Her father held a silence for a second, guiding the old pickup truck between the lines. “Just like.”

She held her thoughts for another minute, just letting them sift. “Did you ever think when we went there all those years ago … that … what happened there … that it’d ever happen to our home?”

“Hell no.” There was a silent shame there, she realized, unspoken. “It was one of those things that I couldn’t explain at the time, not knowing about demons and whatnot. I still don’t really know much, at least not like your new friend in the cowboy hat seems to. But I don’t reckon anyone looks at the misfortunes of others like that—and I couldn’t see what happened to her, her town, in any way except through the eyes of her daddy, because I knew him well—and wonders too hard about what would happen if a freak occurrence like that came to rest on his own home. It’s a lot easier to think that something like that’d happen to someone else, anyone but you. So, no, I didn’t ever think about it coming. Not to Midian.” He swallowed hard enough that she saw his Adam’s apple waver. “Not in a million years.”

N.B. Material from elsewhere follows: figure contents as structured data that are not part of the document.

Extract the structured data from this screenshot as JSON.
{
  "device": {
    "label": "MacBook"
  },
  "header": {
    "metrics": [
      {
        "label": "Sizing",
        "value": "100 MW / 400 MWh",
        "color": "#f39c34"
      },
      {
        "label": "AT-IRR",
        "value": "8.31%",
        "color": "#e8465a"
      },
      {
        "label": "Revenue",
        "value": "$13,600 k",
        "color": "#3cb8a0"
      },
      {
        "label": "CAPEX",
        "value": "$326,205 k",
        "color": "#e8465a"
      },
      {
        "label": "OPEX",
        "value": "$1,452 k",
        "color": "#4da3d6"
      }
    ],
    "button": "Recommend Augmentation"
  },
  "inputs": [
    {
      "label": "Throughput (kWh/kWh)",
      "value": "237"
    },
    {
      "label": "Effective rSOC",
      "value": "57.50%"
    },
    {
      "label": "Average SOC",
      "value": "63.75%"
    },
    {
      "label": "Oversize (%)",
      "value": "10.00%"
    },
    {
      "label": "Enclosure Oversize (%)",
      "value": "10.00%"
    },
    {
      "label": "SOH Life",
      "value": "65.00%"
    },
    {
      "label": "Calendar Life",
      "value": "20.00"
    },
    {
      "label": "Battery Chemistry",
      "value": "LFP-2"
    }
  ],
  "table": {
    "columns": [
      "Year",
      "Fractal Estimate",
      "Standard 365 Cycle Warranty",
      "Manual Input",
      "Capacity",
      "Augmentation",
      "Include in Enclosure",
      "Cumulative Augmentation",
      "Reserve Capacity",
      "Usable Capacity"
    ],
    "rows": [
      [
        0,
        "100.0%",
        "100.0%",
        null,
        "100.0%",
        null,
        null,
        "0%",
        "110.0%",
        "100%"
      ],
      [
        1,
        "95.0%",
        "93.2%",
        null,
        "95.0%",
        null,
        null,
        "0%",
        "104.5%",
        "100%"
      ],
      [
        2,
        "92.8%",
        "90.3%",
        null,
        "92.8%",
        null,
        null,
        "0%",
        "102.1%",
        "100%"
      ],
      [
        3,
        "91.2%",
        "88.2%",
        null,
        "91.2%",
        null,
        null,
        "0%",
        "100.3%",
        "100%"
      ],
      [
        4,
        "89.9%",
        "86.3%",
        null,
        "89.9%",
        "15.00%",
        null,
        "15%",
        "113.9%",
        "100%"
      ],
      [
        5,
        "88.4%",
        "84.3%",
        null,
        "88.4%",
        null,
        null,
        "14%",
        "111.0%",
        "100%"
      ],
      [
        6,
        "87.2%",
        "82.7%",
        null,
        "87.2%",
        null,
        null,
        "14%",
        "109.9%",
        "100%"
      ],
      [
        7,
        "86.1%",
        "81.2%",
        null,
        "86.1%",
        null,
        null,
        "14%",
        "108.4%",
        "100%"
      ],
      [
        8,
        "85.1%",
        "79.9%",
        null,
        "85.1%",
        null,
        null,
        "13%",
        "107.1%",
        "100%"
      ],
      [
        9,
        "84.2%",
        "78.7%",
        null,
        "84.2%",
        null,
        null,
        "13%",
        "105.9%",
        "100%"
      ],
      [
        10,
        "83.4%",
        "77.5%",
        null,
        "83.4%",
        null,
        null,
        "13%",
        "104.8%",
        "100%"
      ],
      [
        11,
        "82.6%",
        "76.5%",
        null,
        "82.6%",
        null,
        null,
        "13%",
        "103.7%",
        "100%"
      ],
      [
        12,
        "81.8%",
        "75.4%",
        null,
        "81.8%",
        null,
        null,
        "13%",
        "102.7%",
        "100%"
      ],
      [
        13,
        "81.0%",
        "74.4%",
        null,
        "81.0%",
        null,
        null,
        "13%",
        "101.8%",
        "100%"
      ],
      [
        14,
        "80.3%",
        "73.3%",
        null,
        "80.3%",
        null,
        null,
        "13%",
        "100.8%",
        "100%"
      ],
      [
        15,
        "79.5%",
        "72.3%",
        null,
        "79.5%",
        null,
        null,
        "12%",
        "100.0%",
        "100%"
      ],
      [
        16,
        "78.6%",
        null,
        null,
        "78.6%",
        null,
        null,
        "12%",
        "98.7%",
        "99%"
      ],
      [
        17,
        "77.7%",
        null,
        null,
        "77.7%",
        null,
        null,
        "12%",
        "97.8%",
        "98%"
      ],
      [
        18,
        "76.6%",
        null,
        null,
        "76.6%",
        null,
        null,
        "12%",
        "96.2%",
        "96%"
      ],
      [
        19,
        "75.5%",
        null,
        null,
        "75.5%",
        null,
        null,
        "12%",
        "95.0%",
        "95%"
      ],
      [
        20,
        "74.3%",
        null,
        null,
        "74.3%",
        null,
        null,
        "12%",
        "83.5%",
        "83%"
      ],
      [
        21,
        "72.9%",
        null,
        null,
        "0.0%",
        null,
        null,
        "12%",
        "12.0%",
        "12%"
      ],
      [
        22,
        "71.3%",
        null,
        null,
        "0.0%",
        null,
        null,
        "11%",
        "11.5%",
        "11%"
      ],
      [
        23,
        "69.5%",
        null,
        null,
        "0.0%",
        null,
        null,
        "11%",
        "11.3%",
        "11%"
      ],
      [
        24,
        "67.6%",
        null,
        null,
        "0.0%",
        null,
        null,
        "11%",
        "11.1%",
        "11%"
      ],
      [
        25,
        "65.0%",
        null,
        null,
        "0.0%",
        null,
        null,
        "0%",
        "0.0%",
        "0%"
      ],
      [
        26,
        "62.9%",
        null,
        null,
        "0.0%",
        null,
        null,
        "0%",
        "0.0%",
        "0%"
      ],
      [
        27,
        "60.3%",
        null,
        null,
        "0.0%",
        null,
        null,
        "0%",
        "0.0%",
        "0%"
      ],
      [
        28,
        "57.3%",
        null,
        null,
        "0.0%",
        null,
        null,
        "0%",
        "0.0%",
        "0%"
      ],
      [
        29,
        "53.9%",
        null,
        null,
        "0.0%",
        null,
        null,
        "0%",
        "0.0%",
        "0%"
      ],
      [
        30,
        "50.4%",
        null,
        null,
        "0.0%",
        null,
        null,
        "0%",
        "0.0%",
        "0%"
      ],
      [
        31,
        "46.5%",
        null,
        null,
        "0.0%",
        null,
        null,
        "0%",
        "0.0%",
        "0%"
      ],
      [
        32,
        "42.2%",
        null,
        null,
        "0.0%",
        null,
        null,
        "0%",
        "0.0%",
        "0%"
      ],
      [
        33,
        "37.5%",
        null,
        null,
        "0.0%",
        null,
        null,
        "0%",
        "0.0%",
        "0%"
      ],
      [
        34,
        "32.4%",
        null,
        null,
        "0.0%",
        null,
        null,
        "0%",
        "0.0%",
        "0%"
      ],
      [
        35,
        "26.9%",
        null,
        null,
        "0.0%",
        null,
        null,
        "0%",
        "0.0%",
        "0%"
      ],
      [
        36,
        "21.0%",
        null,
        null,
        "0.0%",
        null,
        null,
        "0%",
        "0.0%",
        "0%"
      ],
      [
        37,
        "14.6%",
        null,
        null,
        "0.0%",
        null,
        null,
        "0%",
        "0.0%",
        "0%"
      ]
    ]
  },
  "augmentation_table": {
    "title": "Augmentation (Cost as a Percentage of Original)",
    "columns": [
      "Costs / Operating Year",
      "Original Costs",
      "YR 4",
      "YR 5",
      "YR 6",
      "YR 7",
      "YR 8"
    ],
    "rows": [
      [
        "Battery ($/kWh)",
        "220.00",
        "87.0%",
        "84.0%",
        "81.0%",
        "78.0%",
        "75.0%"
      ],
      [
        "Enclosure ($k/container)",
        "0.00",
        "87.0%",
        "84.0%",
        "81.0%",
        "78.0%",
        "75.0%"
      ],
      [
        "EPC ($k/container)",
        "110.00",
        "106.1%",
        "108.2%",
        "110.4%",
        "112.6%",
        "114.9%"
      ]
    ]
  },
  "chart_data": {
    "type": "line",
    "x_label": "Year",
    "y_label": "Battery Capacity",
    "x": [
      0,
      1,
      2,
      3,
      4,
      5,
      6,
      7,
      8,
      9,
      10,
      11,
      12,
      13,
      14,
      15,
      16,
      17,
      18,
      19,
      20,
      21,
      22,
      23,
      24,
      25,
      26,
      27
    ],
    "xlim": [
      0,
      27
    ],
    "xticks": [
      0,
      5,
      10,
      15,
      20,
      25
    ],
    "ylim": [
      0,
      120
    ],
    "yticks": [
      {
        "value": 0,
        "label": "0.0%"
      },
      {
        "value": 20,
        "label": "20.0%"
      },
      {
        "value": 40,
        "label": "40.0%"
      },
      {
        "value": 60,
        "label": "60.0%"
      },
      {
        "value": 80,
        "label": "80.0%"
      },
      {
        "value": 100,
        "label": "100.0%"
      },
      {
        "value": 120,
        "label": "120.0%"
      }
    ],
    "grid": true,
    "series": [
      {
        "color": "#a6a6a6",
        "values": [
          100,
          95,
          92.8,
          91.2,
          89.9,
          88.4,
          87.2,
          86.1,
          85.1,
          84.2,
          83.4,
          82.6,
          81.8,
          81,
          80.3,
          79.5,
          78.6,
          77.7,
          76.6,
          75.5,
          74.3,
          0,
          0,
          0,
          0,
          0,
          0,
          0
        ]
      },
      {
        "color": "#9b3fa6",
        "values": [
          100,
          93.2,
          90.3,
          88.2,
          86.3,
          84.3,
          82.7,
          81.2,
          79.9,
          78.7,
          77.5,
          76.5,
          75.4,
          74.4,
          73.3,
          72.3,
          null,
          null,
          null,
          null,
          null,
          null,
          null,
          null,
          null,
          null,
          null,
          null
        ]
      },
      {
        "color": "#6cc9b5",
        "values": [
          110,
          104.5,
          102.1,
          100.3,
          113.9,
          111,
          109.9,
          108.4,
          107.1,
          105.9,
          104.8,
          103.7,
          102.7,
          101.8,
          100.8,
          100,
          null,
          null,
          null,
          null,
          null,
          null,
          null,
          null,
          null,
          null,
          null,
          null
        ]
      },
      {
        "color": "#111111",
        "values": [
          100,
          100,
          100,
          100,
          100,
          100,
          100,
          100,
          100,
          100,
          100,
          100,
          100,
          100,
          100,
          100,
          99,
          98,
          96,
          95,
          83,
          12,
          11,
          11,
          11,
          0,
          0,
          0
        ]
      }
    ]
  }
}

“More like thirty years.” She sat there for a second and the reached out, resting a hand on his arm. “We’ll stop it, Daddy.”

He gave her a faint smile. “Damned right we will, sweetheart.” But she could tell that in his heart of hearts, he was really not so certain.

***

Hendricks rapped the window, staring out. The sky was starting to show the first purple hues, and that didn’t sit well with him for some reason. Veteran of Iraq, demon hunter who’d put the sword to more of the beasts than he could rightly count, and now he was getting squeamish—nervous, he corrected himself—wondering what was about to happen. He’d left home behind a long damned time ago, walked away at eighteen with not even a look back for very good reasons. With Renee, it had felt different for a while, like he could go home, just to a different one. When he’d been fished out of Lake Ponchartrain, that feeling had gone like yesterday’s breakfast, flushed out of him. Nothing left but a hollow, hungry feeling that he’d filled by indulging in revenge. Sweet, sweet revenge against an endless, disorganized army of demons that he’d bested on every single occasion. Strong but solitary, he’d found stomping demons flat easier than knocking down doors or going on missions in Iraq.

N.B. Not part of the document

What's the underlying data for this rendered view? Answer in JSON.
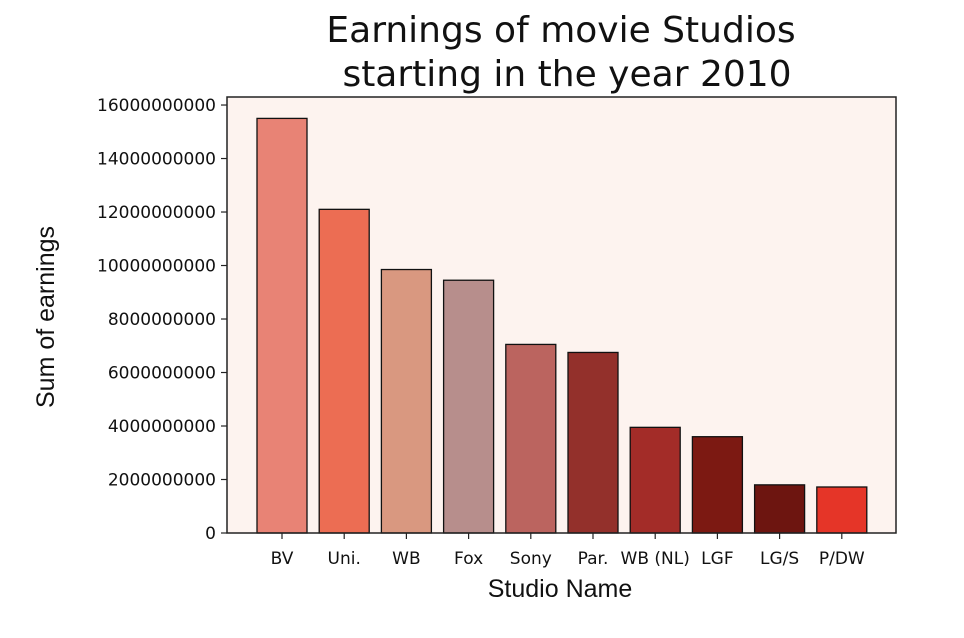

He could hear a noise in the wheel well of the car as it rolled along the highway, and that noise was driving him half nuts. The steady thump of his knuckles against the glass didn’t cover it, didn’t nearly blot it out of his hearing. It almost seemed like it added to it, a drum beat for the music that was torturing his soul. If he’d believed in souls.

“Will you stop that?” Duncan asked him. The OOC didn’t seem terribly put off by it, such was his calm.

“Sorry,” Hendricks said, not really sorry. He did stop the drumbeat, though, letting his knuckles twitch idly in the same rhythm. He could hear the noise, that buzzing, screaming sound like he’d heard on the mountain as he hung out the window and felt the air streaking through his uncovered hair—

“Missing your girlfriend?” Duncan asked, and Hendricks could tell by the way he asked that he didn’t really care.

“Missing your boyfriend?” Hendricks lobbed back.

Duncan didn’t respond, and Hendricks sunk back into thought. That buzzing noise was a damned haunting thing. He imagined hearing it in dreams, wondered how much of it that it would take to drive him mad. He listened closer to the thrum of the tires on the highway and concluded that it probably wouldn’t take all that much. Then he thought of Erin, lying in a hospital bed somewhere he couldn’t even see her, hopefully surrounded by her family by now, and the sound became a buzzing in his head again, and before he knew it, he was drumming his fingers on the window without even being fully aware of it.